Yes, I know I could just go in, but I don’t see it that way. I feel like they changed the deal. They gave me 100% work-from-home status for the last five years, and my life is fully adapted to that. Going into the office again, with the 90-minute round-trip commute, lack of lunch options, and having to work in the middle of an open-walled circus, is not my idea of fun.

My dad always said he’d work as long as he enjoyed it and his boss didn’t bug him. I’ve been using that as my guide all along. I’m lucky that I have the option to retire. In fact, I told the boss this morning that if this had happened 10 years ago, “yes, I’d go into the office, but I’d be resentful and probably do a half-assed job.” All positive feelings about my work and the place would be gone; just as gone as the likelihood I’d ever take a call or answer an email after hours, like I do now.

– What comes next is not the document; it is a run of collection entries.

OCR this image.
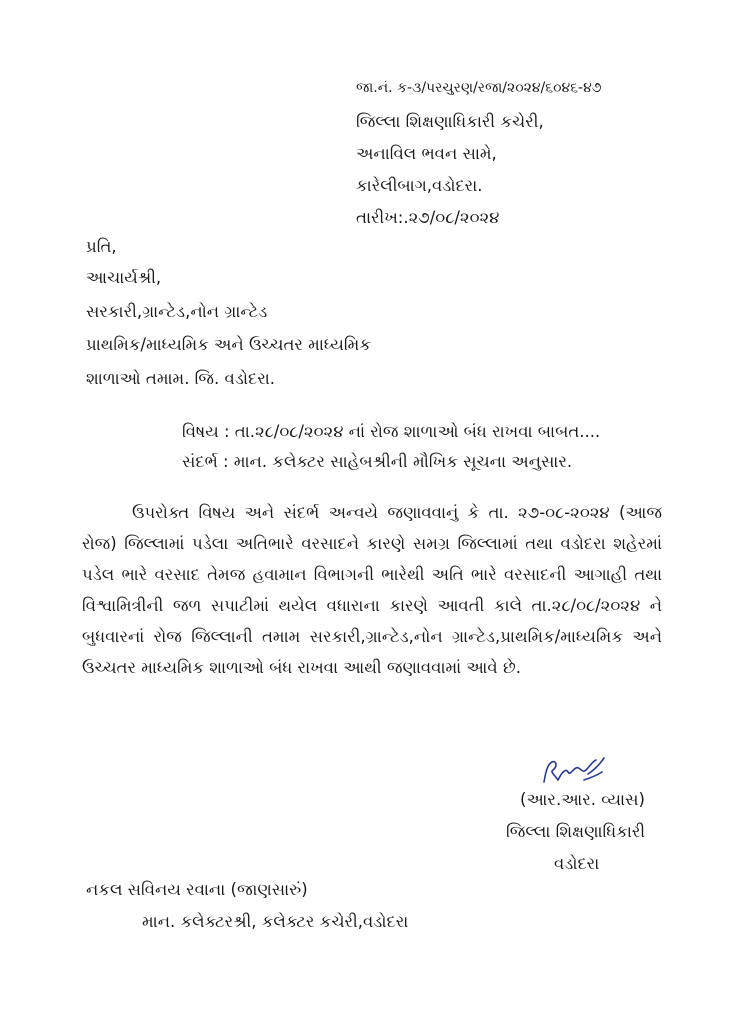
જા.નં. ક-૩/પરચુરણ/રજા/૨૦૨૪/૬૦૪૬-૪૭
જિલ્લા શિક્ષણાધિકારી કચેરી,
અનાવિલ ભવન સામે,
કારેલીબાગ,વડોદરા.
તારીખ:.૨૭/૦૮/૨૦૨૪
પ્રતિ,
આચાર્યશ્રી,
સરકારી,ગ્રાન્ટેડ,નોન ગ્રાન્ટેડ
પ્રાથમિક/માધ્યમિક અને ઉચ્ચતર માધ્યમિક
શાળાઓ તમામ. જિ. વડોદરા.
વિષય : તા.૨૮/૦૮/૨૦૨૪ નાં રોજ શાળાઓ બંધ રાખવા બાબત....
સંદર્ભ : માન. કલેક્ટર સાહેબશ્રીની મૌખિક સૂચના અનુસાર.

ઉપરોક્ત વિષય અને સંદર્ભ અન્વયે જણાવવાનું કે તા. ૨૭-૦૮-૨૦૨૪ (આજ રોજ) જિલ્લામાં પડેલા અતિભારે વરસાદને કારણે સમગ્ર જિલ્લામાં તથા વડોદરા શહેરમાં પડેલ ભારે વરસાદ તેમજ હવામાન વિભાગની ભારેથી અતિ ભારે વરસાદની આગાહી તથા વિશ્વામિત્રીની જળ સપાટીમાં થયેલ વધારાના કારણે આવતી કાલે તા.૨૮/૦૮/૨૦૨૪ ને બુધવારનાં રોજ જિલ્લાની તમામ સરકારી,ગ્રાન્ટેડ,નોન ગ્રાન્ટેડ,પ્રાથમિક/માધ્યમિક અને ઉચ્ચતર માધ્યમિક શાળાઓ બંધ રાખવા આથી જણાવવામાં આવે છે.

(આર.આર. વ્યાસ)
જિલ્લા શિક્ષણાધિકારી
વડોદરા
નકલ સવિનય રવાના (જાણસારું)
માન. કલેક્ટરશ્રી, કલેક્ટર કચેરી,વડોદરા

She wanted me to talk to an HR guy and gave me his name, so I could “ask questions and learn about the process,” and I emailed him immediately. He never responded, which was not a surprise. I do want to hear what they have to say before I do anything irreversible, which is the only reason I didn’t submit my plans today. I wonder how many people are doing the same. Maybe I’m an outlier, maybe I’m part of an open rebellion. And maybe cooler heads will prevail, and accommodations will be made.

However, until then, my next task is to determine the maximum pressure my printer/scanner can withstand when I sit on the glass, to create my resignation letter.